Face à cette situation, ajoute-t-on dans le même communiqué, le tenants du pouvoir recoure à la menace. « Paniquant à l’approche de la parodie électorale du 12 décembre 2019, il menace d’user de la force brutale afin d’imposer un énième putsch contre la souveraineté populaire. Il faut dire, que le parcours et l’identité des cinq candidats cooptés et que le conseil constitutionnel vient de valider ne lui facilitent pas les choses », précise le le PAD dans son communiqué.

Et d’ajouter : « Au lieu d’obtempérer aux revendications du peuple demandant le départ du système, le pouvoir s’acharne à asseoir son règne à travers un vaste chantier de ‘’réformes’’ qu’il mène au pas de charge, hypothéquant par là la souveraineté économique du pays et instaurant un état de siège de fait (loi sur les hydrocarbures, loi autorisant la police judiciaire à s’affranchir du mandat du magistrat …) ».

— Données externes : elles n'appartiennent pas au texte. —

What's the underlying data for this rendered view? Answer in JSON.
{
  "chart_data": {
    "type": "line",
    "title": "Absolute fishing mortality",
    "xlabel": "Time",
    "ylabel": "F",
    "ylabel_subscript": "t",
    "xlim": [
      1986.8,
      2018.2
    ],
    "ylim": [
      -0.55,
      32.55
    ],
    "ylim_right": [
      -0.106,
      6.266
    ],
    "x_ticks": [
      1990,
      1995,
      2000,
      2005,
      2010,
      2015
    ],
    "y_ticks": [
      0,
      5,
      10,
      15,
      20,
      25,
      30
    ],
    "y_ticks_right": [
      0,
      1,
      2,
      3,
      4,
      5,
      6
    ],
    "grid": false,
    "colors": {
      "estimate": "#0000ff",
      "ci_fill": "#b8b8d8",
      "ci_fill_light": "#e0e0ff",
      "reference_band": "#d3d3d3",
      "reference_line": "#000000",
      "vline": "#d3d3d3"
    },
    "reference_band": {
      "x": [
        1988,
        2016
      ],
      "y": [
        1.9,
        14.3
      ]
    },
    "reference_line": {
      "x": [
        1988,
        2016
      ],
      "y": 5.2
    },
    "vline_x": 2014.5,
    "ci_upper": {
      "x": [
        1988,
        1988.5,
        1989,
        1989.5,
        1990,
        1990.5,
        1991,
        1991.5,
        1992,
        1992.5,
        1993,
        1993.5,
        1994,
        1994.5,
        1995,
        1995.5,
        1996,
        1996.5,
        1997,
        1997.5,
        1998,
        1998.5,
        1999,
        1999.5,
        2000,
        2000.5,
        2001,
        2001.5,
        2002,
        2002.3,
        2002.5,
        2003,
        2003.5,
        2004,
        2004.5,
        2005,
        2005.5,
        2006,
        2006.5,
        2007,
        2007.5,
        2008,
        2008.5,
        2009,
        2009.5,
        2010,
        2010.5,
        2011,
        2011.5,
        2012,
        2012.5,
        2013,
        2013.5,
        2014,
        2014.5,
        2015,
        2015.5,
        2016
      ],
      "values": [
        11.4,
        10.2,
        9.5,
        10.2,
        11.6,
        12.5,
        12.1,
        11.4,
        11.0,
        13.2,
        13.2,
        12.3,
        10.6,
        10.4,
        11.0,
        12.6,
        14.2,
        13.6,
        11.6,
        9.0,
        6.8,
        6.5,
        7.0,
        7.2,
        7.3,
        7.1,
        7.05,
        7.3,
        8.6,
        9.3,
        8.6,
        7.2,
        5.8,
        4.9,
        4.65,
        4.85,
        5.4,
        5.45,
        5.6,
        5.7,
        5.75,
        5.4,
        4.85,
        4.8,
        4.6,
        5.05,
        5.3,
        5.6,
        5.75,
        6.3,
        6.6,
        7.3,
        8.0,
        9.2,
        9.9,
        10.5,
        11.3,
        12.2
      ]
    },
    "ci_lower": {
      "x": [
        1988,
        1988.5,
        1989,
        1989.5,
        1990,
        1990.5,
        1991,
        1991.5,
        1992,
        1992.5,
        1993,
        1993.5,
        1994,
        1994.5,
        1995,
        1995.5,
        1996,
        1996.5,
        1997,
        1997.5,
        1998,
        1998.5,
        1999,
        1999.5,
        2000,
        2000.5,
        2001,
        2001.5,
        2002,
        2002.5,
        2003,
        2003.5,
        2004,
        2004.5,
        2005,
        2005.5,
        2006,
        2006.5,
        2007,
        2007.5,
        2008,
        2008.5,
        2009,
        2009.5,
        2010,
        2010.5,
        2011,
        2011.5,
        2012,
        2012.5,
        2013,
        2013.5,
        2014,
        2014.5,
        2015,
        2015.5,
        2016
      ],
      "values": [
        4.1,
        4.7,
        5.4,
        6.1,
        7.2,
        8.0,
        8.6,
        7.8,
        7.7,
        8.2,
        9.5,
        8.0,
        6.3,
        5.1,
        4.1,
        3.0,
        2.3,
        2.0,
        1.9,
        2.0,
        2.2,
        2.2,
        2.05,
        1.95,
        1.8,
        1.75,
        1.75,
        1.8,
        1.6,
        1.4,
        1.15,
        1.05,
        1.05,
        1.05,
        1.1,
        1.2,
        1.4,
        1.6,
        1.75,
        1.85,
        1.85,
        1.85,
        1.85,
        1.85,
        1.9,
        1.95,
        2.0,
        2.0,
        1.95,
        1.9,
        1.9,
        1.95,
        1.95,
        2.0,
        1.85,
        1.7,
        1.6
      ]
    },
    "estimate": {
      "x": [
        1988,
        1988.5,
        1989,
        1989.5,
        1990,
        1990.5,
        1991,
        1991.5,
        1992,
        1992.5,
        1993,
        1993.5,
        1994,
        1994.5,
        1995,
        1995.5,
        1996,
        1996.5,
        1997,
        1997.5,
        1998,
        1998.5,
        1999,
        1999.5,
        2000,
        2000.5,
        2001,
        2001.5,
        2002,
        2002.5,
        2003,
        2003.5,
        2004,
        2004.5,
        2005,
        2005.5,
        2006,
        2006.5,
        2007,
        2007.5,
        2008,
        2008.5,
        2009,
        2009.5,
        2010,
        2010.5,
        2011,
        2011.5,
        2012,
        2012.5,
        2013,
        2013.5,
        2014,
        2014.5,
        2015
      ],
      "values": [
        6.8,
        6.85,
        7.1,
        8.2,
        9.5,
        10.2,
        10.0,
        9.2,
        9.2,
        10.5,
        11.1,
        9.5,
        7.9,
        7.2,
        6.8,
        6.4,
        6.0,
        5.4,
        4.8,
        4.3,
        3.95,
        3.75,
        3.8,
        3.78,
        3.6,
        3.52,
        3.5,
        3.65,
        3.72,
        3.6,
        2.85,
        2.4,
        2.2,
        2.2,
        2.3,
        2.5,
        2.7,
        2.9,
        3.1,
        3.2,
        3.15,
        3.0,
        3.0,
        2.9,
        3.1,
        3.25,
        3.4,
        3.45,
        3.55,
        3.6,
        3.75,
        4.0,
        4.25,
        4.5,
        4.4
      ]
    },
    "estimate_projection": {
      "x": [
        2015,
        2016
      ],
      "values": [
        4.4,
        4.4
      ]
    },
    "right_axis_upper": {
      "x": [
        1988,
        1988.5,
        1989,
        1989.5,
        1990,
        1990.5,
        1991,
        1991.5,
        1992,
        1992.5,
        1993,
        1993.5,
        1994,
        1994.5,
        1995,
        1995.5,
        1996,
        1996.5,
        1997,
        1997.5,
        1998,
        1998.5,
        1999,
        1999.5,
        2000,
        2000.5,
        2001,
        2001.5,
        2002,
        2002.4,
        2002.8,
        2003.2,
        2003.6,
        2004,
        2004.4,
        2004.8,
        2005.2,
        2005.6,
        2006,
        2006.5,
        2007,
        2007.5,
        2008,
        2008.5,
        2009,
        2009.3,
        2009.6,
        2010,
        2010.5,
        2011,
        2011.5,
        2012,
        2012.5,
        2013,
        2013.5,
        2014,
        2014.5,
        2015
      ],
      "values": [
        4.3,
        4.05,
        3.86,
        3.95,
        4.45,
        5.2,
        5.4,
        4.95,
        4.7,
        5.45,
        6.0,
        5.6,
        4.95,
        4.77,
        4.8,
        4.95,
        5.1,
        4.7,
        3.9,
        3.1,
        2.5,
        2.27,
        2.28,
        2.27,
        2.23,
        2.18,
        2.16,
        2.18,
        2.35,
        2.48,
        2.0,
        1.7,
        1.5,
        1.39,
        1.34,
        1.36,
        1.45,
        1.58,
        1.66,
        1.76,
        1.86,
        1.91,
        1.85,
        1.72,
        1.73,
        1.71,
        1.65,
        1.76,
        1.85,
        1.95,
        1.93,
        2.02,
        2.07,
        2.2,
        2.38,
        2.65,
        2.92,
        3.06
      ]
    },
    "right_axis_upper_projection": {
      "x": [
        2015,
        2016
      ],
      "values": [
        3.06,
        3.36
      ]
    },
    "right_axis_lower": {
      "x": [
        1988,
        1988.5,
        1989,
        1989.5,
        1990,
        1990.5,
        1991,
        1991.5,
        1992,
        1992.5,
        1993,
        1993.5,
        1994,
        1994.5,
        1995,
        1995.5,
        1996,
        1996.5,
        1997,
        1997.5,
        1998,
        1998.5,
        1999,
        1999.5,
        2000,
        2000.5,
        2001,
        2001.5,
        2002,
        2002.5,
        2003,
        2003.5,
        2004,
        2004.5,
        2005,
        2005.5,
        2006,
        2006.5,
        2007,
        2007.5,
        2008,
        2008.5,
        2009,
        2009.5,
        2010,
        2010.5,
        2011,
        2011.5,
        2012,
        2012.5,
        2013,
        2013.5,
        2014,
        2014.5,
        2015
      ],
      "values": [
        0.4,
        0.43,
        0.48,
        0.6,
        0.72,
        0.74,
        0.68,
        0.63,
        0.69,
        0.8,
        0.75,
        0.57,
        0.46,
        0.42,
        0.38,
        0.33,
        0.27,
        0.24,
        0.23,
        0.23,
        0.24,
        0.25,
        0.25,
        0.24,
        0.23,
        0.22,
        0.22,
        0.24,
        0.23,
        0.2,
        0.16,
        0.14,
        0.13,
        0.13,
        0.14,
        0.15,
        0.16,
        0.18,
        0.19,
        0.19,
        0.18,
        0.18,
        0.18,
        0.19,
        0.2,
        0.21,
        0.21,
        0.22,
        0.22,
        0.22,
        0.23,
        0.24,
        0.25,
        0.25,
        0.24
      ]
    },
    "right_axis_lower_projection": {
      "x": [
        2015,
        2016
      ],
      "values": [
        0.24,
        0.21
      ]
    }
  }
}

Dans la foulée, le PAD réitère son appel au peuple algérien à « s’engager avec détermination pour une transition démocratique par un processus constituant et souverain ». Les forces de l’Alternative démocratique expriment, au passage, leur disponibilité à « s’associer avec toutes celles et tous ceux qui s’opposent à la fausse solution que le pouvoir s’apprête à imposer contre la volonté populaire ».